Doubts Behind Bush Administration Facade

Several Bush Administration figures, including Dick Cheney and Donald Rumsfeld, came to Washington in 2001 with fat resumes going all the way back to service under Nixon. In the last six years, we have learned the hard way that experienced right wing Republicans don't do well without close supervision. And the fiasco continues.

Here's the story from Karen DeYoung of The Washington Post:
The success of the Bush administration's new Iraq strategy depends on a series of rapid and dramatic political and economic reforms that even the plan's authors have little confidence will work.

In the current go-for-broke atmosphere, administration officials say they are aware that failure to achieve the reforms would result in a repeat of last year's unsuccessful Baghdad offensive... ...

(snip)

A pessimistic new National Intelligence Estimate released Friday described the Iraqi government as "hard-pressed" to achieve sectarian reconciliation... ...

(snip)

Several sources expressed concern that the administration, by publicly rejecting a "containment" option -- withdrawing U.S. troops to Iraqi borders to avoid sectarian fighting while preventing outside arms and personnel from entering the country -- has not left itself a fall-back plan in the event of failure.

I wish DeYoung had said how many sources expressed concern. We've had a situation several times now where good advice is ignored and the Bush Administration will come up with spin that their decision was the only one possible and the only one that most people they consulted agreed on.
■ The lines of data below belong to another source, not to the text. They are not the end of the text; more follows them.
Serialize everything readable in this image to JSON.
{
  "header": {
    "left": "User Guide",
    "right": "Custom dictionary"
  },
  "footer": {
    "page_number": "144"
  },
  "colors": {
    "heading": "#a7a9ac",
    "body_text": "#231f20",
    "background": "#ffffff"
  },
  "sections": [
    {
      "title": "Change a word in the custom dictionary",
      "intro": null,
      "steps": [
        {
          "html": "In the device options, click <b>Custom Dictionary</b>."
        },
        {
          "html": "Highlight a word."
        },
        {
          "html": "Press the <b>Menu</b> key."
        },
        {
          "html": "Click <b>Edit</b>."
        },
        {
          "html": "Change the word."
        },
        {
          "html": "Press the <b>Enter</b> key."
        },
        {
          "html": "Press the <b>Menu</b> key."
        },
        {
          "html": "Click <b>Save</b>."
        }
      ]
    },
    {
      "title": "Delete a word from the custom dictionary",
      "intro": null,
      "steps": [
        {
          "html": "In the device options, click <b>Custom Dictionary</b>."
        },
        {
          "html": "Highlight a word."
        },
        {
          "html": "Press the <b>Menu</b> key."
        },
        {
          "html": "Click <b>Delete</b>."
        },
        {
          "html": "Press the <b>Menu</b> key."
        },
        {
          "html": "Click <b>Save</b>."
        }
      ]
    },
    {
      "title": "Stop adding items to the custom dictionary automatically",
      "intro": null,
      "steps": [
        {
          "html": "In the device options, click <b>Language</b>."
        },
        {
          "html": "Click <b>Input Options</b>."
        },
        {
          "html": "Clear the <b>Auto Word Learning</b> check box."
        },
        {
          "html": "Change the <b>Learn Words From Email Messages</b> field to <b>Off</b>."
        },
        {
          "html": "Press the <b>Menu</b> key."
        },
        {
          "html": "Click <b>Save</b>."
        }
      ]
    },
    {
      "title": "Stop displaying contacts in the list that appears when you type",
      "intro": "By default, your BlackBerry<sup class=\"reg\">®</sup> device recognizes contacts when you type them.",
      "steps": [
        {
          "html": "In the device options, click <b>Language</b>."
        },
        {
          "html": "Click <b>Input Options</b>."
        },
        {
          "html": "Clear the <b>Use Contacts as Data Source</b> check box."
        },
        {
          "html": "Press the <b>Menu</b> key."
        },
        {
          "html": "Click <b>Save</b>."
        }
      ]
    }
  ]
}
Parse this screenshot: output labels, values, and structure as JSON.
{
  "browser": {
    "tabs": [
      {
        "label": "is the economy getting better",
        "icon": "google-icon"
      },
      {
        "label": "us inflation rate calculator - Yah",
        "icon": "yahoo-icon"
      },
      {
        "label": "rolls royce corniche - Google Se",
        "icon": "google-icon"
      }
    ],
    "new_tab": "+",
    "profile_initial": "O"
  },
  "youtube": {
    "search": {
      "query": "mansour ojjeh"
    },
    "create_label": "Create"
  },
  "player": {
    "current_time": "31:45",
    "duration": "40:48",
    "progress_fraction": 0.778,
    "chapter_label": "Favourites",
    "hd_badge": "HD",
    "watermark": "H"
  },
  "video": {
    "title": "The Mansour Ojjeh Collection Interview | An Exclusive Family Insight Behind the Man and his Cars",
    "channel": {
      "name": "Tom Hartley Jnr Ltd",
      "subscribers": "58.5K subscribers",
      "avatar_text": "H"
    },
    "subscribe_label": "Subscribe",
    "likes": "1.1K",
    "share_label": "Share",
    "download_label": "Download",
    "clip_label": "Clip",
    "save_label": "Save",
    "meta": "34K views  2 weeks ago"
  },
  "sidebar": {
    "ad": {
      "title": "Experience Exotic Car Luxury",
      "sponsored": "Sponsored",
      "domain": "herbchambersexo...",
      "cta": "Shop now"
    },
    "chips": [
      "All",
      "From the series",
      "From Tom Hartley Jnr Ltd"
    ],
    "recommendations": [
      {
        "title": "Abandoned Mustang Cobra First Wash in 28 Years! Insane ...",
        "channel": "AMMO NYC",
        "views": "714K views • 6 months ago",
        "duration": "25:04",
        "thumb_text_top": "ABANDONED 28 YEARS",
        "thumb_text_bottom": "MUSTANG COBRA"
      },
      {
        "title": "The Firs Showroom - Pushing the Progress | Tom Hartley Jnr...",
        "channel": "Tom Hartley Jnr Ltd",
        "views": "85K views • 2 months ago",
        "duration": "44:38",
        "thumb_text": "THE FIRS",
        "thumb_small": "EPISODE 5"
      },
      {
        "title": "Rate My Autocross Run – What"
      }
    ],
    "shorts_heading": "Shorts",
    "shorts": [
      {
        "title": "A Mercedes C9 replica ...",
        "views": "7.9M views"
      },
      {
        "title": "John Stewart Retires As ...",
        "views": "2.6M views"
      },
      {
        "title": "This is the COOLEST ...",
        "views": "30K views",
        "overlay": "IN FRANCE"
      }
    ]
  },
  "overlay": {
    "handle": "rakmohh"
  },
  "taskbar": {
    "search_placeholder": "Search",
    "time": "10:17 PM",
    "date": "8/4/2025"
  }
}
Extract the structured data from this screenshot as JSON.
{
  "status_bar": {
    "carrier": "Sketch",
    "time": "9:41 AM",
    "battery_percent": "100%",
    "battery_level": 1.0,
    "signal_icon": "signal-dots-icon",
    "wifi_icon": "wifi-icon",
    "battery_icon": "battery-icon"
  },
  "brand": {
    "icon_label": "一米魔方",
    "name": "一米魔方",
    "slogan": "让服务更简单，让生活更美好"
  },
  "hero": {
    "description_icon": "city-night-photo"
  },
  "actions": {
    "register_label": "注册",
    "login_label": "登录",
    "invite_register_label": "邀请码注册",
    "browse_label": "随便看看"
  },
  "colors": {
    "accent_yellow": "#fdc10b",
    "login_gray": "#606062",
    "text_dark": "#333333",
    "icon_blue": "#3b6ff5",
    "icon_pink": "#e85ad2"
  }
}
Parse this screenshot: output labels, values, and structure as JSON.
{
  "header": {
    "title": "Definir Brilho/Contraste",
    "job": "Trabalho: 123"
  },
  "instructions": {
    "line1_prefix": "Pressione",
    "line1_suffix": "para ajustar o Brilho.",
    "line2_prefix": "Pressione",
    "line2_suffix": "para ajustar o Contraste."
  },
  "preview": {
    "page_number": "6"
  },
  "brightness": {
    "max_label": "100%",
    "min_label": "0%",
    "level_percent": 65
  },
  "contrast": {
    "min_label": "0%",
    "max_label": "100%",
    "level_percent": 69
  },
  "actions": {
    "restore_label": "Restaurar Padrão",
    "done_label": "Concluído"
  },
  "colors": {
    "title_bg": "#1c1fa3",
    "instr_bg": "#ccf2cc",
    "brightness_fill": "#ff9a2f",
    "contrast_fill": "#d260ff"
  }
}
At this point, only the Iraqis, either now or later, can create a government with legitimacy, but only if we stop micromanaging their affairs. It won't be pretty but that is where we are, that is where President Bush has led us. We could start drawing down in Iraq in three months if an effort were made to get some kind of a political settlement, but the war will go on. At some point in the next eighteen months, the spin could easily be this: that we have accomplished what we set out to do by toppling Saddam Hussein and that we're going to have peace after the 2008 election...if Americans elect a Republican. It doesn't get any more cynical or more incompetent than just that. Just listen to John McCain whose moral compass, thrown out three years ago, is now stuck at the bottom of a quagmire.

We need a foreign policy that advances the real long-term interests of our nation, not the short-term interests of politicians or political parties incapable of understanding the times or dealing with the growing issues of our nation and the world. Even the defense industries better start thinking about what they're doing to our country with their campaign contributions and their incestuous relationship with Washington (read about the Duke Cunningham scandal because that's exactly what it was about). Republicans in the White House and Congress have truly failed our nation.